SPORTPLATZ : Fußball erst nach dem Bürgerkrieg
FRAUENFUSSBALL Abseits der großen WM bietet „Discover Football“ Selbstbewusstsein
Kicken kann jede. Nein, ganz so einfach ist die Sache nun auch wieder nicht. Denn vor allem wenn Frauen Fußball spielen, scheint das ziemlich viel mit Politik zu tun zu haben. Das jedenfalls hat das Fußballturnier „Discover Football“ („Entdecke Fußball“) bewiesen, das im Rahmen des Kulturprogramms der Frauenfußball-WM am Wochenende im Kreuzberger Willy-Kressmann-Stadion ausgespielt wurde.
Sieben Teams aus vier Kontinenten haben daran teilgenommen.

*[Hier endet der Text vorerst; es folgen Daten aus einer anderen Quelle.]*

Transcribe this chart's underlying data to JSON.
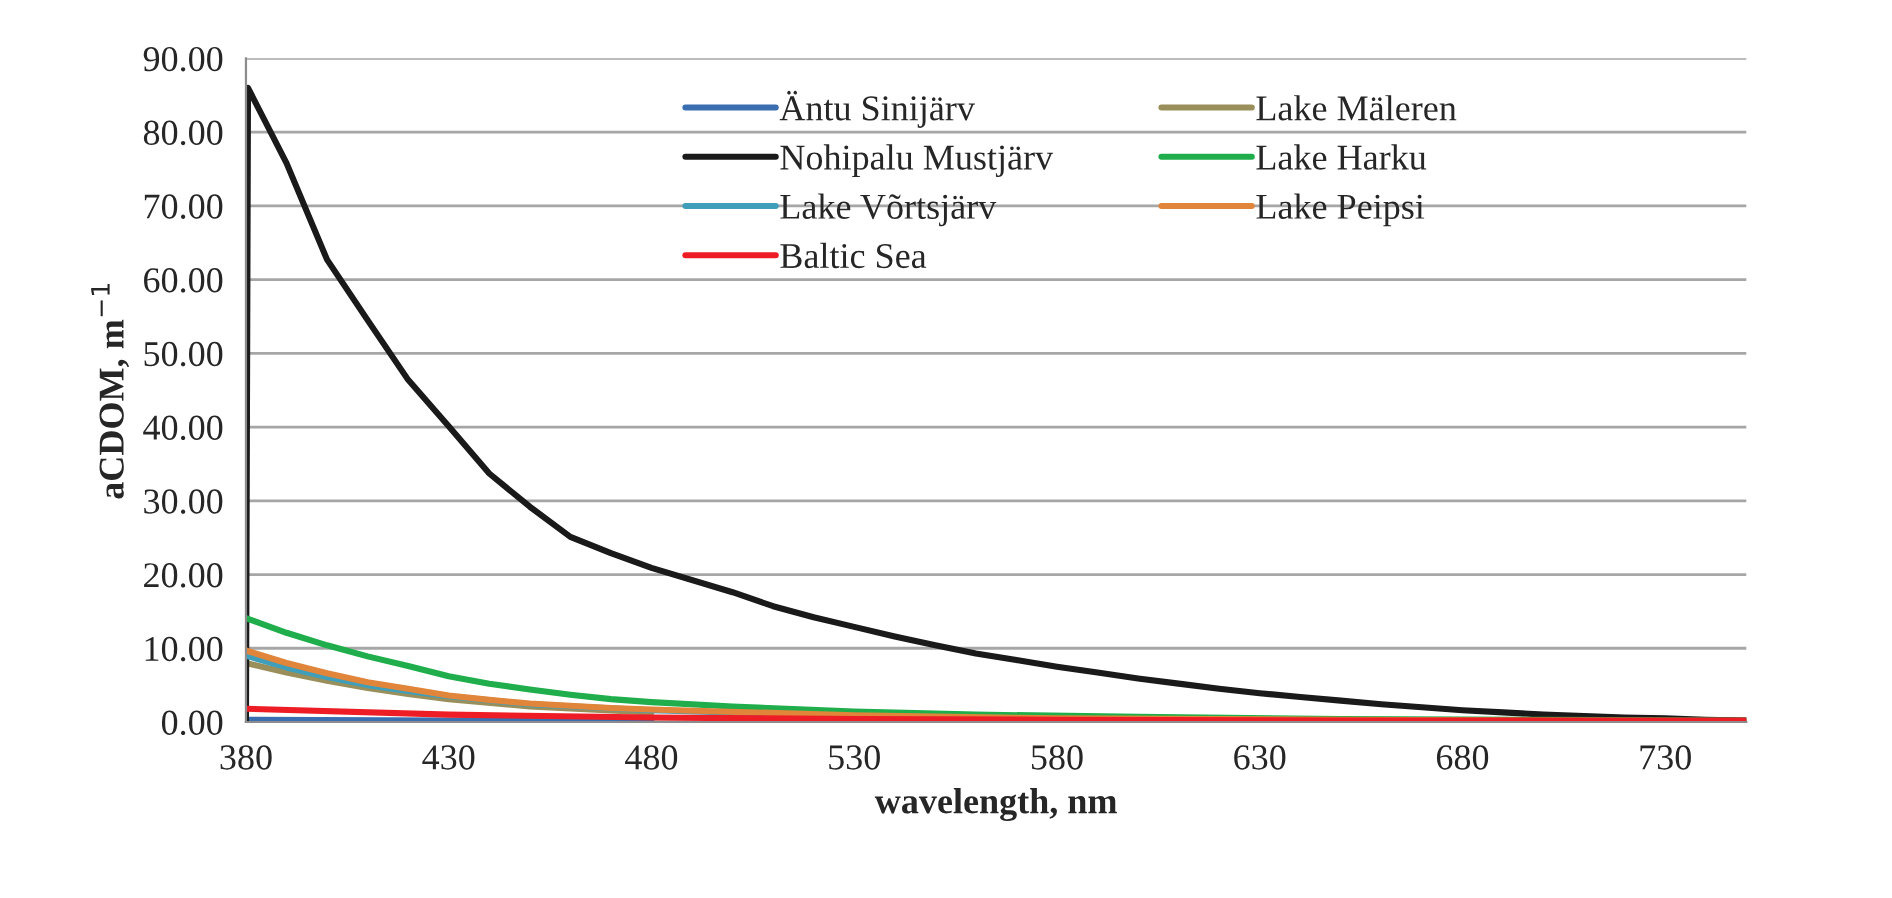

Dazu kam noch eine deutsche Auswahl aus Berlin/Brandenburg. Was Fußball alles bedeuten kann und vor allem welche Wirkung diese Sportart entfaltet, haben die jungen Kickerinnen aus Brasilien, Ruanda, Kamerun, Togo, Frankreich, Jordanien/Israel und Indien in ihren Heimatländern bereits entdecken können. Sie kommen aus Regionen, die bei den „großen“ Frauenturnieren meistens fehlen. „Wir geben diesen Fußballerinnen eine gemeinsame Bühne, die ihnen im offiziellen Fußball oft nicht gewährt wird“, benennt Valerie Assmann vom Projektteam ein Ziel des Turniers.

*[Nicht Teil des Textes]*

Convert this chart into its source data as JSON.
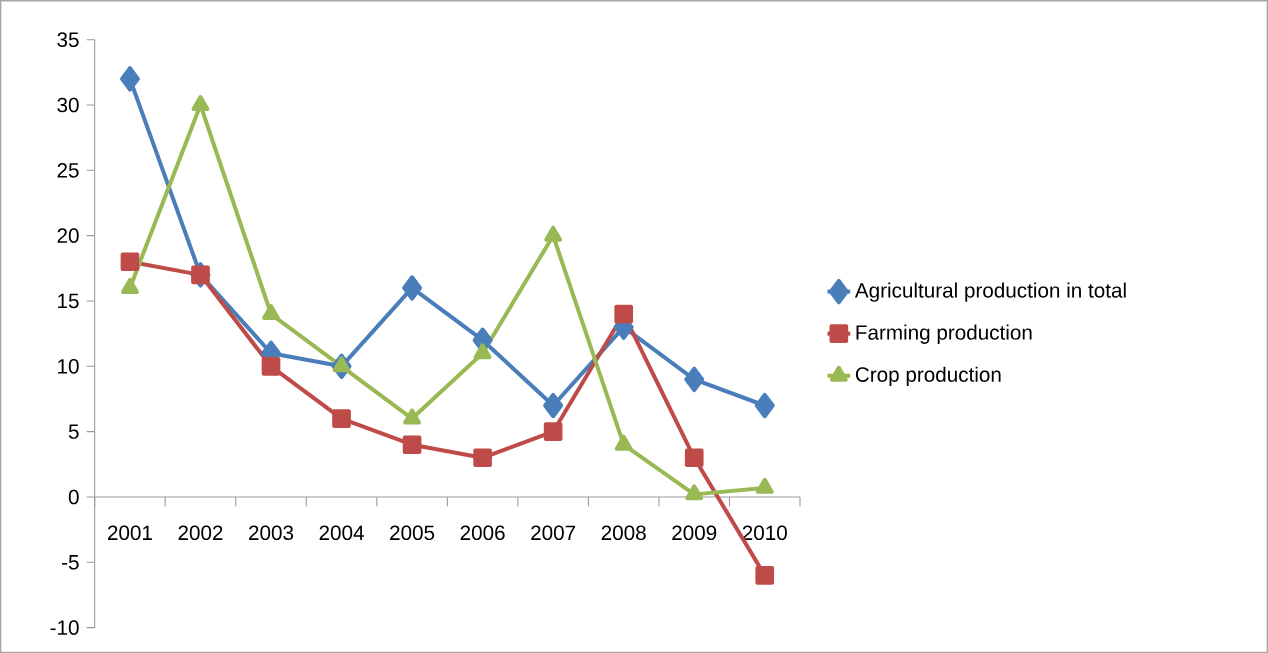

Zum Anpfiff vor einer Woche sorgten zunächst jene Spielerinnen für Schlagzeilen, die im Willy-Kressmann-Stadion gar nicht auflaufen konnten. Das Team aus Afghanistan etwa. Trotz offizieller Einladung trat es die Reise nach Berlin dann doch nicht an. Oder die drei Spielerinnen aus den palästinensischen Gebieten vom Team Mifalot Hinuch. Sie fehlten am Flughafen in Tel Aviv. Ihr Umfeld habe die Spielerinnen so stark unter Druck gesetzt, dass das Trio lieber daheim blieb, hieß es. Mifalot Hinuch trat deshalb in Kreuzberg als ein jordanisch-israelisches Team an, was in dieser Konstellation schon außergewöhnlich war.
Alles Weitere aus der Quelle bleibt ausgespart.